Dominika LETKOVÁ will defend her PhD in Biology, prepared under the supervision of Kiran PADMANABHAN.

Abstract

In mammals, robust circadian clocks coordinate gene-expression programs in a tissue-specific manner. Rhythmic binding of the core-clock transcription factors (TF) BMAL1-CLOCK on chromatin results in a ‘day to night’ dynamics in chromatin states and in turn, ~10-15% of transcriptome in every tissue is cycling. In order to allow BMAL1-CLOCK rhythmic binding at ‘specific time and place’ on the genome, chromatin has to be accessible and such dynamic changes in chromatin states epigenetically encoded. Therefore, how chromatin architecture gets reorganized upon BMAL1-CLOCK binding, remains an active field of research.

Over the past decades, it has been shown that circadian clock machinery is tightly linked with dynamics in chromatin landscapes.
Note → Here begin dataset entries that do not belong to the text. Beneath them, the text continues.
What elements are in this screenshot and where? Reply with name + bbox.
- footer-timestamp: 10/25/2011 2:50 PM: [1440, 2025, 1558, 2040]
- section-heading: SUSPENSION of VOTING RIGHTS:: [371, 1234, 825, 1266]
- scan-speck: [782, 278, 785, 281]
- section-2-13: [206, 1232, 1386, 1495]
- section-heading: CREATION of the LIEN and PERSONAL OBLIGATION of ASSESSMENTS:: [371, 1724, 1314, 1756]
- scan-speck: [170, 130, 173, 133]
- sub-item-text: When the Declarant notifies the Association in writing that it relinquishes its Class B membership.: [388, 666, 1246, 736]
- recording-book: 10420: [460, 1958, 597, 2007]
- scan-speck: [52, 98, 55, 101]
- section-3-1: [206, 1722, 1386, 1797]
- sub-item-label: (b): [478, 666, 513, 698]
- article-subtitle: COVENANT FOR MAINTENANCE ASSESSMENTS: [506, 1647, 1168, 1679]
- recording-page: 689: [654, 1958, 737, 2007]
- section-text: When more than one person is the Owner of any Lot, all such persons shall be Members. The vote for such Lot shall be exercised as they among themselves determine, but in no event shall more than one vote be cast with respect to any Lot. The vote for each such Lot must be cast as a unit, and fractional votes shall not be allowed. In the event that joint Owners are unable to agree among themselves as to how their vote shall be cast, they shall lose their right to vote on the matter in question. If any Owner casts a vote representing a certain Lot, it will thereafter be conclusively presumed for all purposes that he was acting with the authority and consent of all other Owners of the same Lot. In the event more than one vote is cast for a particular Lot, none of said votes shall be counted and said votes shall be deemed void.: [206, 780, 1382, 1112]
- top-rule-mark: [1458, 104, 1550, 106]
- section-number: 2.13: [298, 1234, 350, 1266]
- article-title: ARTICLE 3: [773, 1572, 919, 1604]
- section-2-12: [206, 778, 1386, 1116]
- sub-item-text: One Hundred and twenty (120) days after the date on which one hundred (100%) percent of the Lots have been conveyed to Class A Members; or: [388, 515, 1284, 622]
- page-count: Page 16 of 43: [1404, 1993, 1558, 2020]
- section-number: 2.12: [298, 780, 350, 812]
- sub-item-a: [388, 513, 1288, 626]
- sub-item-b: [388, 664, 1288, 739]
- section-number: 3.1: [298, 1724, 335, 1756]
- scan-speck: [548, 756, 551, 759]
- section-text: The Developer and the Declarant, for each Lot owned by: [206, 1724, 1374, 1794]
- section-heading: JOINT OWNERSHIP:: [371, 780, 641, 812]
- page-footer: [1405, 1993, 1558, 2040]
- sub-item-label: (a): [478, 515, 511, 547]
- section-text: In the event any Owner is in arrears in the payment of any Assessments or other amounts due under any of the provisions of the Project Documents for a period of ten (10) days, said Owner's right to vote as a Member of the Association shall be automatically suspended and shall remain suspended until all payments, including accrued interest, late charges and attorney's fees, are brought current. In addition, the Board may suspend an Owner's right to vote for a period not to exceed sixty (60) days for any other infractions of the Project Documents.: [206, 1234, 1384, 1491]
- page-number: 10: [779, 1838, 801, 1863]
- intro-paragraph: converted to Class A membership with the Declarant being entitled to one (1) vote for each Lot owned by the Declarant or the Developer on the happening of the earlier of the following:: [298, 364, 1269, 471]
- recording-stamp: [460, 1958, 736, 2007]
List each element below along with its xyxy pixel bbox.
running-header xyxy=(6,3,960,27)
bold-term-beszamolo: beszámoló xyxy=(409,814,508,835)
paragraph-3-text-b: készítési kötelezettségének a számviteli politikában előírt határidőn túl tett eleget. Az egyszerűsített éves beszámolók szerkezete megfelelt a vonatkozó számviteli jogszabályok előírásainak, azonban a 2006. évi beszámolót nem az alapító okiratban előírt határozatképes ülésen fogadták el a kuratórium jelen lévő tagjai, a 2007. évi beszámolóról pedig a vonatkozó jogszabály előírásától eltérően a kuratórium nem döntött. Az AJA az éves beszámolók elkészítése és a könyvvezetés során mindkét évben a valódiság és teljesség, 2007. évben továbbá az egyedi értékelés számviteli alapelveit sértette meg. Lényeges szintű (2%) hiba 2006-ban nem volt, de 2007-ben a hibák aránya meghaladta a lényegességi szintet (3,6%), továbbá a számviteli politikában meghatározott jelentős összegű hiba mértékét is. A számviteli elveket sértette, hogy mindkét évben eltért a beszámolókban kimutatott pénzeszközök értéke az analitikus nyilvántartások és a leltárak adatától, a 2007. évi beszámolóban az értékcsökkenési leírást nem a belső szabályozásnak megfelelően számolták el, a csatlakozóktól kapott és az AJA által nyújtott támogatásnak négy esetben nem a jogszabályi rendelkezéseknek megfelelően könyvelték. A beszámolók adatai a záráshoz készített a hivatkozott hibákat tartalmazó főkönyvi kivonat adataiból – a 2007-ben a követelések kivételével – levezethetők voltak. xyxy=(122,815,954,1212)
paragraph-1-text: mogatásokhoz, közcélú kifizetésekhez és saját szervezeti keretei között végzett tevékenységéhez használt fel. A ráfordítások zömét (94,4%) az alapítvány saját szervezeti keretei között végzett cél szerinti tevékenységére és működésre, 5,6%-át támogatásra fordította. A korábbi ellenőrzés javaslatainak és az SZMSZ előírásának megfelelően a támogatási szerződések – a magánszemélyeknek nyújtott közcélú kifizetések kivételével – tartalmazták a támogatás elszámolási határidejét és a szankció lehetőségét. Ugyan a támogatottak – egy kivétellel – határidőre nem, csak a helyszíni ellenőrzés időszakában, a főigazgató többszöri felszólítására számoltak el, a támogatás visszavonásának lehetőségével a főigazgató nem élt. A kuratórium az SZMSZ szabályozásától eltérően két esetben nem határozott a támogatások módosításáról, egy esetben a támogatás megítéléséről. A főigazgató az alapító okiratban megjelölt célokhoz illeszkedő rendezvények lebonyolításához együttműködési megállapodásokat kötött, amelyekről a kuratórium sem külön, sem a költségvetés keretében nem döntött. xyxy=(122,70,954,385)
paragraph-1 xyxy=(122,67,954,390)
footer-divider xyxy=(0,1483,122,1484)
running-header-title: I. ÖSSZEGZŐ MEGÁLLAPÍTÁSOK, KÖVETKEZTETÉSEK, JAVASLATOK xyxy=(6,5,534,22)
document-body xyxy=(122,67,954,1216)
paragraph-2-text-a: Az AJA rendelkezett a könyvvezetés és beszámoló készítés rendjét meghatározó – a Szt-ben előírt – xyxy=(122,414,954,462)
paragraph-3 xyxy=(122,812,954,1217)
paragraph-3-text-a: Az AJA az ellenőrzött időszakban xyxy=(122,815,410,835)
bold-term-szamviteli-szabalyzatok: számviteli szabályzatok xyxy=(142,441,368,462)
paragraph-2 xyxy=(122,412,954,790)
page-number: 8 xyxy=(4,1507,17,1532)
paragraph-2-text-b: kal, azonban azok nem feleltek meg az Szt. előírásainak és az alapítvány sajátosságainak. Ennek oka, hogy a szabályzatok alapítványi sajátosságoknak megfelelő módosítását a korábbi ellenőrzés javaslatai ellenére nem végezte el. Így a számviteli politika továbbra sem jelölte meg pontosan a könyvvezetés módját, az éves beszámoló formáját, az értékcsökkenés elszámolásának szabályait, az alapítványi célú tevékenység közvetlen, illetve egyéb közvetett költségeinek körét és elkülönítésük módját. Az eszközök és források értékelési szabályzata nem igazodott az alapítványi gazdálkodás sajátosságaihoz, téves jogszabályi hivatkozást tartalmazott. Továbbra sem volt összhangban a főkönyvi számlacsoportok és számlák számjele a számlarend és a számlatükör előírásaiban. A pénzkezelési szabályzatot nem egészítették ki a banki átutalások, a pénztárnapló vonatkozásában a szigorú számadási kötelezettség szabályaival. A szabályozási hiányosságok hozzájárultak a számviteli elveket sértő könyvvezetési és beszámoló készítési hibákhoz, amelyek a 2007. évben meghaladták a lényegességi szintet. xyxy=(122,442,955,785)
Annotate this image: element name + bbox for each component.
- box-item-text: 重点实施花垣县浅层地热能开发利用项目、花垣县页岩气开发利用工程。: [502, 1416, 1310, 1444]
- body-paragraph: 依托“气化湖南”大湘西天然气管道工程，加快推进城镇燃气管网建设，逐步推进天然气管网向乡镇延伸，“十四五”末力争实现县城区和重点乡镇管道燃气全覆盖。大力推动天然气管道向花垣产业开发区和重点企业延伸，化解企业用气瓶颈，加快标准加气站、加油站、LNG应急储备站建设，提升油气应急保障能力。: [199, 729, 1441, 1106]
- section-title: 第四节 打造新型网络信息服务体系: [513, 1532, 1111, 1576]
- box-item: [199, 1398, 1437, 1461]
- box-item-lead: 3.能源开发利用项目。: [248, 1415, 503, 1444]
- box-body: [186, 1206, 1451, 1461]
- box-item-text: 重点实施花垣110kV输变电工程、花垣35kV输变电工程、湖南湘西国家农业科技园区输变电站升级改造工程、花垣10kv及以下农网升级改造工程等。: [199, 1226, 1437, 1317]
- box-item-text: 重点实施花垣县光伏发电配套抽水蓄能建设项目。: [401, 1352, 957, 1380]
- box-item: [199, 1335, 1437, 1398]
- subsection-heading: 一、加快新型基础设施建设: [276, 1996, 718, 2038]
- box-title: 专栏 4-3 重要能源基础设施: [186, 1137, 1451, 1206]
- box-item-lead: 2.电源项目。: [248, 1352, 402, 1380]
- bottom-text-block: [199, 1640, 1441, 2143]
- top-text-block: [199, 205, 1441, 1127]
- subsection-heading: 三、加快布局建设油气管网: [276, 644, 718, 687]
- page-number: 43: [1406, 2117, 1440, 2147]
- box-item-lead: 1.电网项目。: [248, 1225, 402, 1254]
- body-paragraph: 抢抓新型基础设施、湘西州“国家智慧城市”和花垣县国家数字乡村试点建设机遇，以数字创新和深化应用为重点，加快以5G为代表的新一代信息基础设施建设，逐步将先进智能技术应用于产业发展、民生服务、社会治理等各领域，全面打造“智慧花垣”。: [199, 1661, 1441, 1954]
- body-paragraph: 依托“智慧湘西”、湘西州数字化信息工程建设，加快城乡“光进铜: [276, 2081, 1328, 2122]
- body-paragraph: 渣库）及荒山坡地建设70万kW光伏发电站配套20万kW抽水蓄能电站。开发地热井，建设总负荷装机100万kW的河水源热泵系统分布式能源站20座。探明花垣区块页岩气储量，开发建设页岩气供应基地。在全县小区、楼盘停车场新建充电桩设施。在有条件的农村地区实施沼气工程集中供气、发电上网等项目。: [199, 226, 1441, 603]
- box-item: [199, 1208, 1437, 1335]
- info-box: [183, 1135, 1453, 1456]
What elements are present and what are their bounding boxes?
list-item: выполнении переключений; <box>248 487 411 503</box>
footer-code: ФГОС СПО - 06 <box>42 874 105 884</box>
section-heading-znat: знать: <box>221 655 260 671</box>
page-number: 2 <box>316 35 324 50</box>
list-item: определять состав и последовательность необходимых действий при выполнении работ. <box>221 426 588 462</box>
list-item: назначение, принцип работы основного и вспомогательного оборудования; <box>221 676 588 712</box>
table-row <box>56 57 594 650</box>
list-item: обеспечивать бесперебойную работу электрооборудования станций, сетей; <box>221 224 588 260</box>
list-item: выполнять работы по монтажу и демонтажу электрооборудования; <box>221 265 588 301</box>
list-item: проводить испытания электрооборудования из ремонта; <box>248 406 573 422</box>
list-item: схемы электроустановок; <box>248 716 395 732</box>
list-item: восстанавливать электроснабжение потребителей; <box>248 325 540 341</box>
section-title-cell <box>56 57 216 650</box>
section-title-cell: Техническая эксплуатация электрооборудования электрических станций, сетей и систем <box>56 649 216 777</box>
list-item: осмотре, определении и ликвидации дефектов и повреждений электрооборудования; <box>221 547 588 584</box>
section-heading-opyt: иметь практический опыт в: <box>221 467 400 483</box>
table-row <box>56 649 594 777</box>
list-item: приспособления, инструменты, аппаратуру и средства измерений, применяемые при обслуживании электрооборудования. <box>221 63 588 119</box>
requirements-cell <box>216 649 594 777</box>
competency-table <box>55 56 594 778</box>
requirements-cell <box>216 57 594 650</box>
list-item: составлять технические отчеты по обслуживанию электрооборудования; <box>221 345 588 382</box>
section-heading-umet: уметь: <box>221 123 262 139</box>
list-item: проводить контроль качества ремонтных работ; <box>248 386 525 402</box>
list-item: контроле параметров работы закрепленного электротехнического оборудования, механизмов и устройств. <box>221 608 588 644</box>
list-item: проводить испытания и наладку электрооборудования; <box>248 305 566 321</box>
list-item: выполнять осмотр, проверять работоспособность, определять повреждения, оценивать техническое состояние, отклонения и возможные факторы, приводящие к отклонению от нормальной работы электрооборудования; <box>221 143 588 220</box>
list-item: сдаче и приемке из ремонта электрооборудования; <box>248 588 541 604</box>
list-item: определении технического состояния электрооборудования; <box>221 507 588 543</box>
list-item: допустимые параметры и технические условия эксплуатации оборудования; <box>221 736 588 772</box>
Deposition of epigenetic marks, such as acetylation or methylation of histone proteins, nucleosome remodeling and circadian gene expression are closely coordinated. Core-clock factors are directly involved in the recruitment of chromatin-modifying enzymes and deposition of epigenetic signatures, including histone variants, such as H2A variant, H2A.Z. Dynamic incorporation and/or eviction of H2A.Z within nucleosomes near transcription start sites (TSS) is highly concomitant with incorporation of the H3 histone variant, H3.3. In dividing cells, it has been shown that H3.3/H2A.Z histone variants are incorporated within the same nucleosomes at promoters and TSS, generating extremely labile, easily removable dual-variant nucleosomes. Nevertheless, while H2A.Z role in 24hr rhythms and chromatin dynamics is well established across species, the role of H3.3 in clock function remains unknown.

Therefore, we aimed to study the link between the histone variant H3.3 and the molecular machinery of mammalian circadian clocks. In other words, how could H3.3 nucleosomes shape the chromatin architecture to contribute to 24hr transcriptional dynamics in close connection with circadian core-clock regulators in murine tissues, such as liver. Purification of specific H3.3 liver protein complexes over circadian time allowed us to identify dynamic assembly of PBAF/cBAF chromatin remodelers with the core-clock TF BMAL1 on H3.3 variant chromatin. We found that H3.3 deposition is cycling over time, and PBAF/cBAF-BMAL1 assemble on dynamic H3.3 nucleosomes marked with specific epigenetic marks such as H3K115ac and H3K122ac, resulting in their fragility. Furthermore, circadian clock disruption (Per knock-out mouse models) results in a higher loading of H3.3 on chromatin and maintenance of fragile H3.3 ‘day-time-like’ epigenetic landscapes. Moreover, near-total depletion of ARID2 and BRG1 shared ATPase subunits respectively lead to disassembly of PBAF and reorganization of cBAF chromatin remodelers, followed by a ‘switch’ to cBAF/BRM complexes. In addition, the absence of circadian feedback results in increased BMAL1 binding on chromatin due to the higher accessibility of BMAL1-CLOCK binding sites. All of these events highlight a permanently active ‘day-time like’ chromatin state upon circadian disruption, implicating H3.3.

Last, but not least, circadian disruption is implicated in several disorders such as metabolic syndrome and sleep loss, neurodegenerative diseases and cancer, all of which have a strong epigenetic component, including mutations in H3.3 and chromatin remodelers. Better understanding of the physiological link between chromatin dynamics and circadian transcription would allow better understanding of disease development and its progression, as well as an aid in the development of novel therapeutic approaches.